Matthew Bailes (born c. 1970) is an astrophysicist and Professor at the Centre for Astrophysics and Supercomputing, Swinburne University of Technology and the Director of OzGrav, the ARC Centre of Excellence for Gravitational Wave Discovery. In 2015 he won an ARC Laureate Fellowship to work on Fast Radio Bursts. He is one of the most active researchers in pulsars and Fast Radio Bursts in the world. His research interests includes the birth, evolution of binary and millisecond pulsars, gravitational waves detection using an array of millisecond pulsars and radio astronomy data processing system design for Fast Radio Burst discovery. He is now leading his team to re-engineer the Molonglo Observatory Synthesis Telescope with a newly designed correlation system for observation of pulsars and Fast Radio Bursts (FRBs).

==Education==
Bailes was educated at the Australian National University, graduating with a PhD in 1989.

==Career and research==
Bailes research interests are in astrophysics, pulsars, fast radio bursts, and gravitational waves.
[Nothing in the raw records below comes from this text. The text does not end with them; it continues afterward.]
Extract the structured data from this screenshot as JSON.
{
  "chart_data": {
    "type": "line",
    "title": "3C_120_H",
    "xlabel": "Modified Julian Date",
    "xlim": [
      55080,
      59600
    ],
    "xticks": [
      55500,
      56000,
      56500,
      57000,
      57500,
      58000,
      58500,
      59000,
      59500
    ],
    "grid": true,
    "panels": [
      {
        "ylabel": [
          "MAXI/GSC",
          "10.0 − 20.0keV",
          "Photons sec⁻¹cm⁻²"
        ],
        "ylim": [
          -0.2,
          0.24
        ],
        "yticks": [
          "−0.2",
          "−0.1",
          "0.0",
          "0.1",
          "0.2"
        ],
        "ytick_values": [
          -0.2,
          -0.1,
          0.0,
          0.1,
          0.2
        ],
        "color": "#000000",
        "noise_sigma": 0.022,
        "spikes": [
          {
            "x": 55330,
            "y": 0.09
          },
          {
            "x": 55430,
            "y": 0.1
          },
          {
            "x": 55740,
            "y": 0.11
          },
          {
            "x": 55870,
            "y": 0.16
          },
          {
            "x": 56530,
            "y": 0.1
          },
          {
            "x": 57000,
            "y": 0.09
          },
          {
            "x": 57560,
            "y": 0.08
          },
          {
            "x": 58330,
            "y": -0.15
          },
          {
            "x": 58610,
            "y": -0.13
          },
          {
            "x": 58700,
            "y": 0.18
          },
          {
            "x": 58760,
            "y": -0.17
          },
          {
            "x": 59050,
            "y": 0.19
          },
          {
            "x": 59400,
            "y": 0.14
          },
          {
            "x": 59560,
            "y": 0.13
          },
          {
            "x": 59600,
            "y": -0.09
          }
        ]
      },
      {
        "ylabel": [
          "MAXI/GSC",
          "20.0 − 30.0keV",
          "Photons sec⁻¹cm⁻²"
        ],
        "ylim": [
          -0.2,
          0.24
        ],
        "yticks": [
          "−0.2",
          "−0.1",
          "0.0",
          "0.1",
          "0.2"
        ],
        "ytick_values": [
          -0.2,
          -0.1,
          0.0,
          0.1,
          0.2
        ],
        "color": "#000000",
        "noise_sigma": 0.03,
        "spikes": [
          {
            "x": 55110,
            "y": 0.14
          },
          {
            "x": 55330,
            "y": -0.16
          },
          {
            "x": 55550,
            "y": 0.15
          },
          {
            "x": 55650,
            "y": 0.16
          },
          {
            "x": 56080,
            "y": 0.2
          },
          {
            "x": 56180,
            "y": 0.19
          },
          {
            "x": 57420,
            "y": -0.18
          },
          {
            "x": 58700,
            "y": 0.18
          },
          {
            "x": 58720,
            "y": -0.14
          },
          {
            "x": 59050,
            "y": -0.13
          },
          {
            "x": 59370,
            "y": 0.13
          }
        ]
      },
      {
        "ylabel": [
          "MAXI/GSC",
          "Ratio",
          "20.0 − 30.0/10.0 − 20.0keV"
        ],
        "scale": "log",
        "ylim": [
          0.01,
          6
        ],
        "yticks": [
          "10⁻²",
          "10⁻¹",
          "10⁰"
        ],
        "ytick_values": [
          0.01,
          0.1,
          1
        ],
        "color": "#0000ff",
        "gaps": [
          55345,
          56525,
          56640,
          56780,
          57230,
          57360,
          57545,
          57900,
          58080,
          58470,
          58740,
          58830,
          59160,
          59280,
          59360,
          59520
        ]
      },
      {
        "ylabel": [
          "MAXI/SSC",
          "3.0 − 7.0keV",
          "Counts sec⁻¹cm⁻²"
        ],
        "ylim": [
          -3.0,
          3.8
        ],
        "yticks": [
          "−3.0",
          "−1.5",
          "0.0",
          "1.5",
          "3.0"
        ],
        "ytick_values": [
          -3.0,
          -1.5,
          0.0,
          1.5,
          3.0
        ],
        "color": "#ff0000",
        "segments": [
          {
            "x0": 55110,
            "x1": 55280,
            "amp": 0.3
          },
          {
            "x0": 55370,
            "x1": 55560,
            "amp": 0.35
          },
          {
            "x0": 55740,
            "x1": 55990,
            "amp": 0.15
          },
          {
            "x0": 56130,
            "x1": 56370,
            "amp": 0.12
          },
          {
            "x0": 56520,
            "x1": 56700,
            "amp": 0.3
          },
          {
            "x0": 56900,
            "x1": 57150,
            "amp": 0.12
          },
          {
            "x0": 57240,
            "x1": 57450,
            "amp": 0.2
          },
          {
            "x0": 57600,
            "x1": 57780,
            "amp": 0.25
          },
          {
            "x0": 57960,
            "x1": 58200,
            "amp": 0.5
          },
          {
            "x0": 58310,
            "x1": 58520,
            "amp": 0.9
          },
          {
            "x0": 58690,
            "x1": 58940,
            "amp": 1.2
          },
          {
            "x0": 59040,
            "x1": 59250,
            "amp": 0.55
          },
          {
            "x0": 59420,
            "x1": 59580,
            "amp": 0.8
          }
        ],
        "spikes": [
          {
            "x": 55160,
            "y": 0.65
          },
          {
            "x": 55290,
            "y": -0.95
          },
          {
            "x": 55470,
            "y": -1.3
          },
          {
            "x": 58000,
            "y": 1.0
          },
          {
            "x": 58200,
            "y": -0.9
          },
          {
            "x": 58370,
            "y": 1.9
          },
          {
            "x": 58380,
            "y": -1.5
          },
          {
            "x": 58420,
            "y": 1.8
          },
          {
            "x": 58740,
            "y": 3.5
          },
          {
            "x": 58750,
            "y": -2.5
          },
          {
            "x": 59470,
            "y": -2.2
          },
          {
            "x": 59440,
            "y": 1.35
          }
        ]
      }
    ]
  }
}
Bailes founded the organisation for development of the Virtual Room, an octagonal virtual reality system for displaying planets, stars, and galaxies in the Universe. He made the 3D film Realising Einstein's Universe. His former doctoral student is Duncan Lorimer.

Bailes is a committee member of the Australia Telescope Steering Committee and on advisory board of Collaboration for Astronomy Signal Processing and Electronics Research (CASPER).

===Awards and honours===
Bailes was elected a Fellow of the Australian Academy of Science (FAAS) in 2022. In 2023, he was awarded the Shaw Prize in Astronomy shared equally with Duncan Lorimer and Maura McLaughlin for their discovery of FRBs. In 2024, Bailes was awarded the Prime Minister's Prize for Science for his work in the discovery of FRBs.